🤖 AI Summary
This work addresses the challenge of modeling deformable linear objects (DLOs) in robotic manipulation, where high-dimensional nonlinear dynamics and dense contacts often lead to self-intersections and non-physical deformations. To this end, the authors propose a latent dynamics framework based on a recurrent state-space model, incorporating a novel quaternion-based kinematic chain representation. By modeling relative rotations instead of Cartesian coordinates, the approach inherently preserves constant link lengths and constrains the configuration to a physically valid manifold. A dual-decoder architecture is employed to decouple state reconstruction from future prediction, encouraging the latent space to better capture true dynamics. Experiments demonstrate that, over 50-step open-loop predictions, the method reduces prediction error by 40.52% and inference time by 31.17% compared to the state-of-the-art, while significantly improving topological consistency and physical plausibility in multi-crossing scenarios.
📝 Abstract
The robotic manipulation of Deformable Linear Objects (DLOs) is a fundamental challenge due to the high-dimensional, non-linear dynamics of flexible structures and the complexity of maintaining topological integrity during contact-rich tasks.

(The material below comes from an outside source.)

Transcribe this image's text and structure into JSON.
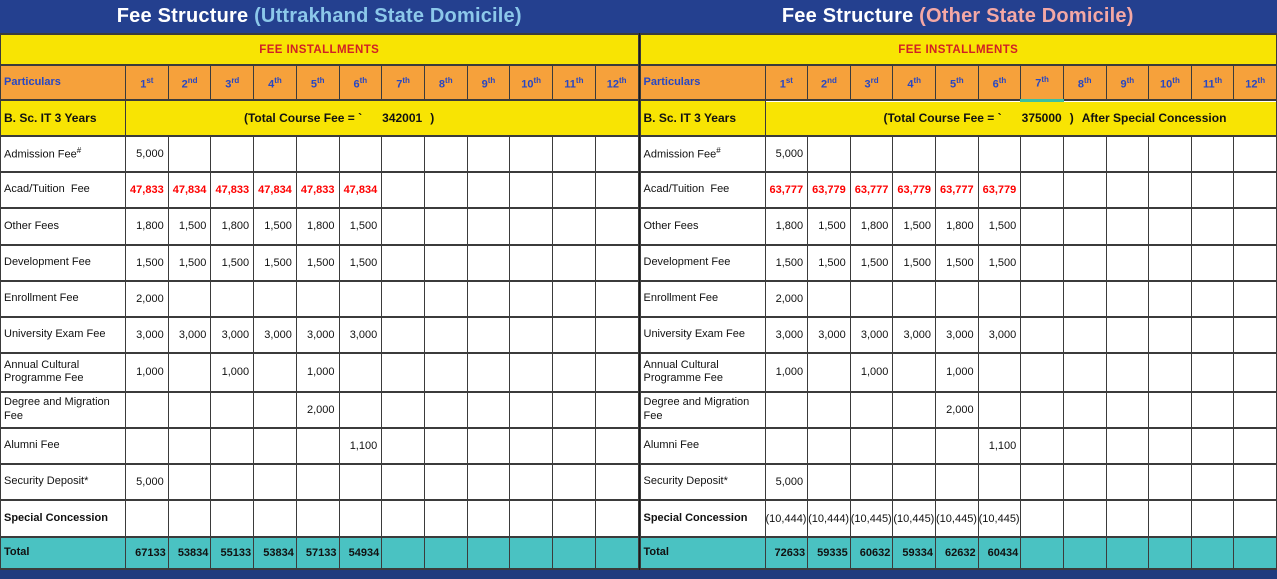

While recent data-driven methods have utilized Recurrent and Graph Neural Networks for dynamics modeling, they often struggle with self-intersections and non-physical deformations, such as tangling and link stretching. In this paper, we propose a latent dynamics framework that combines a Recurrent State Space Model with a Quaternionic Kinematic Chain representation to enable robust, long-term forecasting of DLO states. By encoding the DLO as a sequence of relative rotations (quaternions) rather than independent Cartesian positions, we inherently constrain the model to a physically valid manifold that preserves link-length constancy. Furthermore, we introduce a dual-decoder architecture that decouples state reconstruction from future-state prediction, forcing the latent space to capture the underlying physics of deformation. We evaluate our approach on a large-scale simulated dataset of complex pick-and-place trajectories involving self-intersections. Our results demonstrate that the proposed model achieves a 40.52% reduction in open-loop prediction error over 50-step horizons compared to the state-of-the-art baseline, while reducing inference time by 31.17%. Our model further maintains superior topological consistency in scenarios with multiple crossings, proving its efficacy as a compositional primitive for long-horizon manipulation planning.